Widać na nich też samego Słomkę, który stoi wśród kilku osób obok obalonego pomnika.
Słomka poinformował też na Facebooku, że został zatrzymany przez policję, która prowadzi już czynności wyjaśniające.
Pomnik Berlinga i tak miał zostać usunięty
Pod koniec maja tego roku wojewoda mazowiecki zdecydował, że pomnik gen. Berlinga ma zostać usunięty. Dzielnica Praga-Południe miała zdemontować obelisk dokona do końca roku - miał on zostać przewieziony do magazynu Muzeum Historii Polski. Decyzja o jego usunięciu zapadła na podstawie ustawy dekomunizacyjnej, jednak wtedy nie było na to pieniędzy - informowała wtedy "Gazeta Wyborcza" w Warszawie. Demontaż miał kosztować 50 tys. zł. Pomnik w obecnym miejscu stanął w 1985 r.
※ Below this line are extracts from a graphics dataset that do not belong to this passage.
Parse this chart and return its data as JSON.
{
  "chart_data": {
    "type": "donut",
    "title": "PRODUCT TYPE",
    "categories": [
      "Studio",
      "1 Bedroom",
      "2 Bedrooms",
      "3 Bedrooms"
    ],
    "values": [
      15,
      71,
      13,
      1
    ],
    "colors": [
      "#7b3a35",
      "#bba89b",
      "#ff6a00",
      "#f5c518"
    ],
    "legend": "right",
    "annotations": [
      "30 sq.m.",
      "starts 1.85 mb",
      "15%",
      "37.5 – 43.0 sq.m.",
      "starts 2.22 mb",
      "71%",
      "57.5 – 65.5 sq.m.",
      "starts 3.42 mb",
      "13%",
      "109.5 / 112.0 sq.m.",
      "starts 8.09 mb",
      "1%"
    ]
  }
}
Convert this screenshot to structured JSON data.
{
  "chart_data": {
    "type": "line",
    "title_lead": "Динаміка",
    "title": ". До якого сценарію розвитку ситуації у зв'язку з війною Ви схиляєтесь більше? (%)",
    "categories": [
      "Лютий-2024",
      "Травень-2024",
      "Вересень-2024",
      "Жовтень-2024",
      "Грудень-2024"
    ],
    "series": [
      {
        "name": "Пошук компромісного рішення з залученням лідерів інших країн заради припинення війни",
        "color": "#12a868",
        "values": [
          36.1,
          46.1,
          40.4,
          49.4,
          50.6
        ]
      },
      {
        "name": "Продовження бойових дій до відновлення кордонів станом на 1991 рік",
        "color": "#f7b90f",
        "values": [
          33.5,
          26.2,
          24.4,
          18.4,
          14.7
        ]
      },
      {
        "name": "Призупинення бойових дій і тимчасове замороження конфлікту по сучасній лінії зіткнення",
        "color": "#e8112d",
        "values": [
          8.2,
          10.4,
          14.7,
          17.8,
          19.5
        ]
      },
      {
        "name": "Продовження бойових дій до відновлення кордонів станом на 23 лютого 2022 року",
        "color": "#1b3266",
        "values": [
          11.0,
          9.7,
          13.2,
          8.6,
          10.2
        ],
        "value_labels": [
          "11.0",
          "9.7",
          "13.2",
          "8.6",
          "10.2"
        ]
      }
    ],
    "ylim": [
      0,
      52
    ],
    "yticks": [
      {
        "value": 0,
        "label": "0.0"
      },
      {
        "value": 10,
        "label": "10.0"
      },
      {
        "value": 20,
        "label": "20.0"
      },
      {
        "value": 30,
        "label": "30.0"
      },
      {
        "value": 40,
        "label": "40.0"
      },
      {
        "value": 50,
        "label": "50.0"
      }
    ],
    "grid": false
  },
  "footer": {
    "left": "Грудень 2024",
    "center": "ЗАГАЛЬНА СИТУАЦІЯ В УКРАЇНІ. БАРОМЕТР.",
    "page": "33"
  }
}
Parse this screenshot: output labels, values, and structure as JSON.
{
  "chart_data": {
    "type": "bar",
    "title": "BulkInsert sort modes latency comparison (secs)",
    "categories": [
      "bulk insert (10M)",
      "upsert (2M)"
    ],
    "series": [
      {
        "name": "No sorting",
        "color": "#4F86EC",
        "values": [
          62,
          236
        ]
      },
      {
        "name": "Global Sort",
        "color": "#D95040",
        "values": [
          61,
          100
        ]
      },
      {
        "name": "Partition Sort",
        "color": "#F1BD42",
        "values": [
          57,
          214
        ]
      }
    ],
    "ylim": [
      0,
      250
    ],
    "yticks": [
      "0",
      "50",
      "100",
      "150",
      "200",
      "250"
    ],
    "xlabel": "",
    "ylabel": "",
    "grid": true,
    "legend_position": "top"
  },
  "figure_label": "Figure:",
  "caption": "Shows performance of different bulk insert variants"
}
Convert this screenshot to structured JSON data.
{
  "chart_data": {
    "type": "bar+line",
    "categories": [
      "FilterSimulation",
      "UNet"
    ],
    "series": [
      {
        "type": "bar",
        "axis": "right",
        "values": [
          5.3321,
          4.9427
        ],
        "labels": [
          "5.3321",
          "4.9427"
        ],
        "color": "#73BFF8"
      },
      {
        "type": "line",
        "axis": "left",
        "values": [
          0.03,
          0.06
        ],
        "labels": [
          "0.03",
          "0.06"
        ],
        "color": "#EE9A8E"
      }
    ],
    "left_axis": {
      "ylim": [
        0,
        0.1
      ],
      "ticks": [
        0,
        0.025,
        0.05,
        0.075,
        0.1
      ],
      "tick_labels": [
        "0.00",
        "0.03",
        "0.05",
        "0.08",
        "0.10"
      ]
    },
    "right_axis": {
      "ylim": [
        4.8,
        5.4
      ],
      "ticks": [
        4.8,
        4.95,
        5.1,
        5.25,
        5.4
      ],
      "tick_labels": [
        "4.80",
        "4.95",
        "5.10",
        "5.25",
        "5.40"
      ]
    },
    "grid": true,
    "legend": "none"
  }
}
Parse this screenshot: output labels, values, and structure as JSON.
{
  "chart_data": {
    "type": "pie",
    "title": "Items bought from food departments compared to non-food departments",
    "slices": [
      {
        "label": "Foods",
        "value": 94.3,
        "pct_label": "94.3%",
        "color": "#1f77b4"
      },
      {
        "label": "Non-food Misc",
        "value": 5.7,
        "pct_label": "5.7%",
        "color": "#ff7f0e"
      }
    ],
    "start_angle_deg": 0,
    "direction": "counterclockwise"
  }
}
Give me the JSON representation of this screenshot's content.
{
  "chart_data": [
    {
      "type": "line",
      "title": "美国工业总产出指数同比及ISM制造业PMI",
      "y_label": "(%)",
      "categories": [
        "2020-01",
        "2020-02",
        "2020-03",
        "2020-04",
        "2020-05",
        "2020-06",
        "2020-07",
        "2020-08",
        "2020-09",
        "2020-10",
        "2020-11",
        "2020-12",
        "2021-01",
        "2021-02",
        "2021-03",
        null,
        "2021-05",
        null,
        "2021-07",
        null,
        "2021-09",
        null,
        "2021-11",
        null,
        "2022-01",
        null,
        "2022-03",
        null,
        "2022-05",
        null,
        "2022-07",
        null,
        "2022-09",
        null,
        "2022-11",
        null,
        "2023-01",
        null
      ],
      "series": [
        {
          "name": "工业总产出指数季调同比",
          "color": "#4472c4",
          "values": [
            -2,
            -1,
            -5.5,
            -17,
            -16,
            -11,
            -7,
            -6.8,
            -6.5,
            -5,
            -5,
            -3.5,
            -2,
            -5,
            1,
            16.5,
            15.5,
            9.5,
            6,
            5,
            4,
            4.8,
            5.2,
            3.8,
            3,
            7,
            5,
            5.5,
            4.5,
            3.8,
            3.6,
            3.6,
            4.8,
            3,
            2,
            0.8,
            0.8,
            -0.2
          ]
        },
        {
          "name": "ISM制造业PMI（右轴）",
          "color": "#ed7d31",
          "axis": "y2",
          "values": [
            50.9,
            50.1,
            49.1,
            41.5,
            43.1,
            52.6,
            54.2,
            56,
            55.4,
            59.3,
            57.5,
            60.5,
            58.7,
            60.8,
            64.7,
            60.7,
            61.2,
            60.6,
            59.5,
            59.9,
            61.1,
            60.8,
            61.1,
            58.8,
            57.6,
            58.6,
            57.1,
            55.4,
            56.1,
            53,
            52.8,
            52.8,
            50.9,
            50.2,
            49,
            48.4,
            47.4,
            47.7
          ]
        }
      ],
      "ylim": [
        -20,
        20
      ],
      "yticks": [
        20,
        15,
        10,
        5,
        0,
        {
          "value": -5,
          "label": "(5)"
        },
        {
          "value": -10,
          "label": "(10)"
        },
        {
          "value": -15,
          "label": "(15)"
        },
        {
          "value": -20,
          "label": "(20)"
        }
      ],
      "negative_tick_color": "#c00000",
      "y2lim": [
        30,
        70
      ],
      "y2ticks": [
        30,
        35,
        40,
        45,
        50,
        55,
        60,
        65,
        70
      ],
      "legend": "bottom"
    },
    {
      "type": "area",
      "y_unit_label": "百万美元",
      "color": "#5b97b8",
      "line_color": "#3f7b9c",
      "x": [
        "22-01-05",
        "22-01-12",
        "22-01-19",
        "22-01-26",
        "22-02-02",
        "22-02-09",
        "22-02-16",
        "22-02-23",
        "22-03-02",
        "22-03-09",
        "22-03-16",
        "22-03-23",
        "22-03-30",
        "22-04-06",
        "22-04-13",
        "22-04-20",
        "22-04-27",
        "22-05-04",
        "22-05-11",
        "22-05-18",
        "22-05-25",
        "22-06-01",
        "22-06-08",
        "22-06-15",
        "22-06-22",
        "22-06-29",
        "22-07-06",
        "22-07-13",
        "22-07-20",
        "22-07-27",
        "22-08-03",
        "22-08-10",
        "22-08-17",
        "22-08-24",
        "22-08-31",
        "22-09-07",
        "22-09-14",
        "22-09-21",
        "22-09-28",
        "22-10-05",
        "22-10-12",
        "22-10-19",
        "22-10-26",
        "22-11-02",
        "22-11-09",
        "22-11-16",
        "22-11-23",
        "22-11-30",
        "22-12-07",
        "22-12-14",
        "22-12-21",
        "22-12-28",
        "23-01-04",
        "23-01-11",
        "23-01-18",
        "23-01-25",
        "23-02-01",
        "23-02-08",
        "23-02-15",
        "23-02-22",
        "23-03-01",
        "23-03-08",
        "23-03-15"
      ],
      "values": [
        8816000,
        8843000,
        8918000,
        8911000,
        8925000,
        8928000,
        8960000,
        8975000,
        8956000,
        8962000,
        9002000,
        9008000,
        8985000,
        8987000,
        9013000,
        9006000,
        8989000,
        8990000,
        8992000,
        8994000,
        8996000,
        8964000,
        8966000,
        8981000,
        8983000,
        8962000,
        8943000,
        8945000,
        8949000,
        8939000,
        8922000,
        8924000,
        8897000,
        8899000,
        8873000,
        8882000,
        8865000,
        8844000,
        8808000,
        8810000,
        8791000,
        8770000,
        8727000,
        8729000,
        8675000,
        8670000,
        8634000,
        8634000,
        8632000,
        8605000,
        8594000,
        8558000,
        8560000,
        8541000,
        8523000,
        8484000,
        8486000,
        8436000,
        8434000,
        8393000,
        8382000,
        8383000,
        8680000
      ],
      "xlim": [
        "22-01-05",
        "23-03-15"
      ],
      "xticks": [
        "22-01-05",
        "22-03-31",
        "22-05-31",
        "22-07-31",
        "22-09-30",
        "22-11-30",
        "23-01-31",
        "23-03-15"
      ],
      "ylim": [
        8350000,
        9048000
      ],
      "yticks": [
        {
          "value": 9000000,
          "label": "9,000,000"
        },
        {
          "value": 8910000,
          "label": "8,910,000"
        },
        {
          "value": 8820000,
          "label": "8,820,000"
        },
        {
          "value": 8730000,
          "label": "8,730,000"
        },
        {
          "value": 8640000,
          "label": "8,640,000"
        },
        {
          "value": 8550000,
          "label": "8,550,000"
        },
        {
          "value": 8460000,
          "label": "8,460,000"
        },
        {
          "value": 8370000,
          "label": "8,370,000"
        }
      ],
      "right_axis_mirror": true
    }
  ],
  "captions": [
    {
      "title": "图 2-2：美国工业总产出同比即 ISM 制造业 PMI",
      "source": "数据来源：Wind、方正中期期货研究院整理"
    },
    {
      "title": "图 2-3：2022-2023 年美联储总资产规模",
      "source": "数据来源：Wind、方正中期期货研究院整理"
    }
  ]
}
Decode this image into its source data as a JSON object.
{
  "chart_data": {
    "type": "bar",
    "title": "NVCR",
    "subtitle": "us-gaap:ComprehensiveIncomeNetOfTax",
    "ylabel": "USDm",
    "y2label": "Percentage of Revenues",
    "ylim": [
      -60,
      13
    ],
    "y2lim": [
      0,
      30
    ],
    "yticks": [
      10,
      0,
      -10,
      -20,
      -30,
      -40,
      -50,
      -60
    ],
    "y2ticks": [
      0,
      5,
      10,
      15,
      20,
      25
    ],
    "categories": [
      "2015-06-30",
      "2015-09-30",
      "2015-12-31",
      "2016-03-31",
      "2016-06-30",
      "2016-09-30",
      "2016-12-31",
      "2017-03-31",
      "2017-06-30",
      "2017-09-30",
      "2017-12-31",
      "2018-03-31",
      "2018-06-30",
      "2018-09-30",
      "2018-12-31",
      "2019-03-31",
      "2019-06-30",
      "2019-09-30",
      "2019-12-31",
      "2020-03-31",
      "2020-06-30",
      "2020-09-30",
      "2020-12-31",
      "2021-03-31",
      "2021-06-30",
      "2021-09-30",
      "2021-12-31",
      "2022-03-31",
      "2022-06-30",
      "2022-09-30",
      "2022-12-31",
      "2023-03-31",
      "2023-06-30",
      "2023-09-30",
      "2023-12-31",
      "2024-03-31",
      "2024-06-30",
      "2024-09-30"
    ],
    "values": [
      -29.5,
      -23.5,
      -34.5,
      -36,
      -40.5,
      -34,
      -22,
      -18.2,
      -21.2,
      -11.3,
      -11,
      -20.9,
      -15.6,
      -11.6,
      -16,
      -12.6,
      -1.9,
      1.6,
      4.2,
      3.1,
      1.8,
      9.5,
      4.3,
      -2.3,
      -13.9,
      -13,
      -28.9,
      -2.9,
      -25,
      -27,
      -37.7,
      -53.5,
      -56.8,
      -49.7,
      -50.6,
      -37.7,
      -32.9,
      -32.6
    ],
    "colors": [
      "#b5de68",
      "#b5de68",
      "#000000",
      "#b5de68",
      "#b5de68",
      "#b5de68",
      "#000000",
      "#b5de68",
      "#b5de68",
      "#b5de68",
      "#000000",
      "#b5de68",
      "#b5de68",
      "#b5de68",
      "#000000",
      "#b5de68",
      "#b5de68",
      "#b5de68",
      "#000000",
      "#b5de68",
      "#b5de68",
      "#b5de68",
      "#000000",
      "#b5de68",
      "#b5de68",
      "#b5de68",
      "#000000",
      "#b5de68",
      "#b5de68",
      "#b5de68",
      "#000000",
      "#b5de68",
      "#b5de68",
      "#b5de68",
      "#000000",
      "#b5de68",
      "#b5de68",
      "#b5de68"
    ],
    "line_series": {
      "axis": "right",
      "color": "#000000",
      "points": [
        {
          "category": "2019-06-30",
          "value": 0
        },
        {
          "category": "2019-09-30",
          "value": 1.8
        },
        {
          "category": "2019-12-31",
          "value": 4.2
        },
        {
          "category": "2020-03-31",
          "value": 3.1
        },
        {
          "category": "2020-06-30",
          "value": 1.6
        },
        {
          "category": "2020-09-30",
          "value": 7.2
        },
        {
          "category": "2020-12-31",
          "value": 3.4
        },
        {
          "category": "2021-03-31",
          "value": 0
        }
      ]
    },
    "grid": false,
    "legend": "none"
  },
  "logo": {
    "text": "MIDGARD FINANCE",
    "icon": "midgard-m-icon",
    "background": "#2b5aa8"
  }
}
Generał Zygmunt Berling był żołnierzem Legionów Polskich, generałem broni Wojska Polskiego, należał do PZPR, współpracował też z radzieckimi służbami specjalnymi NKWD. Warto też jednak zauważyć, że pomnik stoi w miejscu, z którego, jak pisze "Wyborcza", w sierpniu 1944 r. wysłał desant przez Wisłę na Czerniaków na pomoc Powstaniu Warszawskiemu.
Pomnik generała był w ostatnich latach wielokrotnie dewastowany.